What I want to comment on is the reductionism at work in all these theologies that wants to reduce the New Testament concept of the “Kingdom of God” to achieving justice (in whatever form) in this world. Anyone who takes the New Testament seriously cannot escape the fact (though some, like Marcus Borg, try) that when Jesus talked about the Kingdom of God he meant “another world” that was breaking in and breaking through into this world, but which should never be confused with this world. (If that needs to be defended to you, you need to spend more time reading “the words in red”!) Jesus’ disciples, then and now, are those who have caught sight of and been captured by this “other world” he called the “Kingdom of God,” and even though they are yet in this world, they are no longer “of” it. As Will Willimon and Stan Hauerwas termed it in their groundbreaking book some years back, the Church is a “colony” of the Kingdom of God, and Christians are “Resident Aliens,” in the world but not “of” it. What that means, among other things, is that Christians can never again feel “at home” in this world because we believe that this world as we know it is doomed and that another world called the “Kingdom of God” is already dawning which will not so much “fix” this world as replace it with a whole new one, at first attitudinally, and eventually (in God’s good time) actually. Therefore, any theology of the Kingdom of God, the Church, and the Christian life that reduces the agenda to “fixing” this world is reductionistic and wrong-headed.

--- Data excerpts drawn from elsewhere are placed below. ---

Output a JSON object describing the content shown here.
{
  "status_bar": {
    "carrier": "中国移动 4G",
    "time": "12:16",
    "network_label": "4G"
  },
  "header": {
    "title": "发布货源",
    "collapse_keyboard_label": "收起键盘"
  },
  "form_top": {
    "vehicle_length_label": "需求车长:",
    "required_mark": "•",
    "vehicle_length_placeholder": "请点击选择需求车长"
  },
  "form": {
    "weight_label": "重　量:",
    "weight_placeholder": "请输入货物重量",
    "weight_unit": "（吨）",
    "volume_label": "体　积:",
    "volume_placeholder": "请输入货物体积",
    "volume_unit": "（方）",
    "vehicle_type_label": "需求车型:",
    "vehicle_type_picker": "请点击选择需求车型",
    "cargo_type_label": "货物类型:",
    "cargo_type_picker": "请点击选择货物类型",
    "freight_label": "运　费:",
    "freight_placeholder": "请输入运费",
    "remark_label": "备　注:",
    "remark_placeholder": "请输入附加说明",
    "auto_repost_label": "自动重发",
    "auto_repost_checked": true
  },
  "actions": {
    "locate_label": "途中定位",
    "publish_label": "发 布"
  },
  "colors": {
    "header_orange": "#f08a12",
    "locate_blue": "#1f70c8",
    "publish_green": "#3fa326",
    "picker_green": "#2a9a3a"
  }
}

Now the second caveat: That doesn’t mean that Christians don’t have a stake in “justice” issues. Of course we do! Christians, because we’re Christians, must be concerned with social justice and economic justice and gender justice and racial justice and environmental justice, etc. But not because we believe that if we can achieve these things we will, thereby, have brought about the Kingdom of God. Rather we work for these things solely because we’re Christians and that’s what Christians do.

I love the story Jesus told in Matthew 25 about the “Sheep and the Goats.” He said that at the final judgment it will be like a shepherd dividing sheep from goats ¬– sheep on the right, goats on the left (no sublimated political message intended). And the criteria for judgment? “I was hungry and you fed me (or didn’t feed me); I was thirsty and you gave me to drink (or you didn’t), etc.” What strikes me in this story is the fact, usually overlooked, that neither the redeemed nor the damned knew they were redeemed or damned. They were merely being what they were. “When did we see you hungry, or thirsty, or in prison, etc. and we didn’t (or did) help you?” When you stand in the Dock, faking and feigning won’t get it, and it’s too late for reformation – you are what you are. Find a stray cat, bring him into your house, bathe him, feed him, give him a name (call him “George”) and after a while you start to feel as though George is a member of the family, not really a cat anymore at all. But bring a mouse in the house and put it in front of George and you’ll find out what a cat is every time. Jesus says, “Put an injustice in front of a Christian and you’ll find out what a Christian is, or isn’t, every time.” Of course Christians are concerned about justice. We’re Christians, for heaven’s sake!

But notice, the purpose of feeding the hungry, visiting the sick, etc. was not to “eliminate poverty in our lifetime” or “to redistribute the wealth” or “to bring about the Kingdom of God by means of establishing social justice;” rather, the redeemed feed the hungry and visit the sick and help the poor because that’s who they are; that’s what “redeemed” do.

He who has ears to hear, let him hear.